In reviewing quantum awards, an appellate court can disturb an award made by the trial court only where the record indicates that the trier of fact abused its discretion in making the award. Upon finding an abuse of discretion, the award can only be raised (lowered) to the lowest (highest) point which is reasonably within the discretion of the trial court. Coco v. Winston Industries, Inc., 341 So. 2d 332 (La. 1977).

We find that the trial court abused its discretion in reaching the $2500 amount awarded by not considering factors relevant to a determination of the value of the notes to plaintiff. We disagree with plaintiff's contention, however, that the cost of reproducing this research using a paid research corporation is the only guide which must be utilized to determine the compensation due him.
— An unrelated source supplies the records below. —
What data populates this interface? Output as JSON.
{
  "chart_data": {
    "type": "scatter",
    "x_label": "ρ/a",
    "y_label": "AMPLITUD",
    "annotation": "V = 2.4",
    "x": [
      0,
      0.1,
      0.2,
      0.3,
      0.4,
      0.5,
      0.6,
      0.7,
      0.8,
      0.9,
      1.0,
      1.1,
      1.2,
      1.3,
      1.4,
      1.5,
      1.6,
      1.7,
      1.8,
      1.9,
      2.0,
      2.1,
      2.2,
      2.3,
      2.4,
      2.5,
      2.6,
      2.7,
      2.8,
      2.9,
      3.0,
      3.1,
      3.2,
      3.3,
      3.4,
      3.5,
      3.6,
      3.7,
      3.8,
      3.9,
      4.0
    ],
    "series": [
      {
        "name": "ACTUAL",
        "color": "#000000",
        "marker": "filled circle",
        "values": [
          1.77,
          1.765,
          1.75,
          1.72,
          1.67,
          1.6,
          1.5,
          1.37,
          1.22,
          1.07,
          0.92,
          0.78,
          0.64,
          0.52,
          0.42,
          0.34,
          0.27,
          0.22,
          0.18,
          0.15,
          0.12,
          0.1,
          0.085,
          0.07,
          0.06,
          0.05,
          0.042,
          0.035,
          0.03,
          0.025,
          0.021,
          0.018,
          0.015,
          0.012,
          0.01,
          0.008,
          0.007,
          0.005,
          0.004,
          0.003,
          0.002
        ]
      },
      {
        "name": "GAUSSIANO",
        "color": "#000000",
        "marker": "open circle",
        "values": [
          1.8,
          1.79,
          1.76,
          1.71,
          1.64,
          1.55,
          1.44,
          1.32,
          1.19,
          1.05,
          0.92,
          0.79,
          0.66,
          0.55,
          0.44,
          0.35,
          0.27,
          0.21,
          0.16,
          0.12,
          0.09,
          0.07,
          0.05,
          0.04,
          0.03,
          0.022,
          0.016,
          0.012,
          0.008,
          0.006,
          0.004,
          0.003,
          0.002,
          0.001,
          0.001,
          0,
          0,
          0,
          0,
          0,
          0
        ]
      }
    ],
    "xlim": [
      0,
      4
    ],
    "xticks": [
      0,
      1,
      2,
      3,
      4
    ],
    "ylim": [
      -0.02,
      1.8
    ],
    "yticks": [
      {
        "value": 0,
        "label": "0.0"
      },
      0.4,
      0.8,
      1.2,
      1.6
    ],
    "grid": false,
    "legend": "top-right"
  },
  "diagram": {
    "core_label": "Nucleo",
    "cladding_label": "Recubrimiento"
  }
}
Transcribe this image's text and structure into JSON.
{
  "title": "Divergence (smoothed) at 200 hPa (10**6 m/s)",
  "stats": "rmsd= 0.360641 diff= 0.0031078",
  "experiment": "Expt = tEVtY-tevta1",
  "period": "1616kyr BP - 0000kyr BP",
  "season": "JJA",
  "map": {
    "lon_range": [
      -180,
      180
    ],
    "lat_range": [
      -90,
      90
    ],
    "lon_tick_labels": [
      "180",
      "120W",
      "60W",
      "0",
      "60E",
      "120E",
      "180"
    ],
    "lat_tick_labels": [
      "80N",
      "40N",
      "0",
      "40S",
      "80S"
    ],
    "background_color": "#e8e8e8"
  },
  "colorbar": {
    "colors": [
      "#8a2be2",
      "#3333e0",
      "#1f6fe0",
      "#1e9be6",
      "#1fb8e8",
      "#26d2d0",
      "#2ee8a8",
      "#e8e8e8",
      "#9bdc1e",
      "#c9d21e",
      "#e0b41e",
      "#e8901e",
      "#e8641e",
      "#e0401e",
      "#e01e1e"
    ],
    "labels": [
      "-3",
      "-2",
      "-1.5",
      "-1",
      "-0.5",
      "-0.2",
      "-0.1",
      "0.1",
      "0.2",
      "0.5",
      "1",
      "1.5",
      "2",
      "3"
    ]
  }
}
Under the facts of this case, the intrinsic value of the research to plaintiff in terms of intellectual gratification, when viewed in light of the time and effort spent compiling the research and the ease of reproduction at no monetary cost, is far less than the amount necessary to reproduce the research using a compensated research company. We find that the minimum amount which should have been awarded plaintiff in light of these factors is $7,500.

AMENDED AND RENDERED.

MARCUS, J., dissents and assigns reasons.

MARCUS, Justice (dissenting).

Since plaintiff's research data and notes have no market value, I would allow no award for damages. Hence, I do not reach the issue of whether or not the trial judge abused his discretion in the award made. Accordingly, I respectfully dissent.

NOTES

[1] In general, market value is the price that would be agreed upon at a voluntary sale between a willing seller and willing purchaser under usual or ordinary circumstances. Parish of Iberia v. Cook, 238 La. 697, 116 So. 2d 491 (1959); Princeville Canning Co. v. Hamilton, 159 So. 2d 14 (La.App. 1st Cir. 1963); Henderson v. Dyer, 68 So. 2d 623 (La.App. 1st Cir. 1953).

[2] This was the test cited by the appellate court in its opinion. See also Bishop v. East Ohio Gas Co., 143 Ohio St. 541, 56 N.E.2d 164 (1944); MacGregor v. Watts, 254 App.Div. 904, 5 N.Y.S.2d 525 (App.Div.N.Y.1938); Nashville Ry. & Light Co. v. Harrison, 5 Tenn.App. 22 (Tenn.1927); Southern Express Co. v. Owens, 146 Ala. 412, 41 So. 752 (1906); Louisville & Nashville Ry. Co. v. Stewart, 78 Miss. 600, 29 So. 394 (1901).

[3] C.C. art. 1934 provides for the payment of damages for breach of contract where the contract has for its object the gratification of some intellectual enjoyment.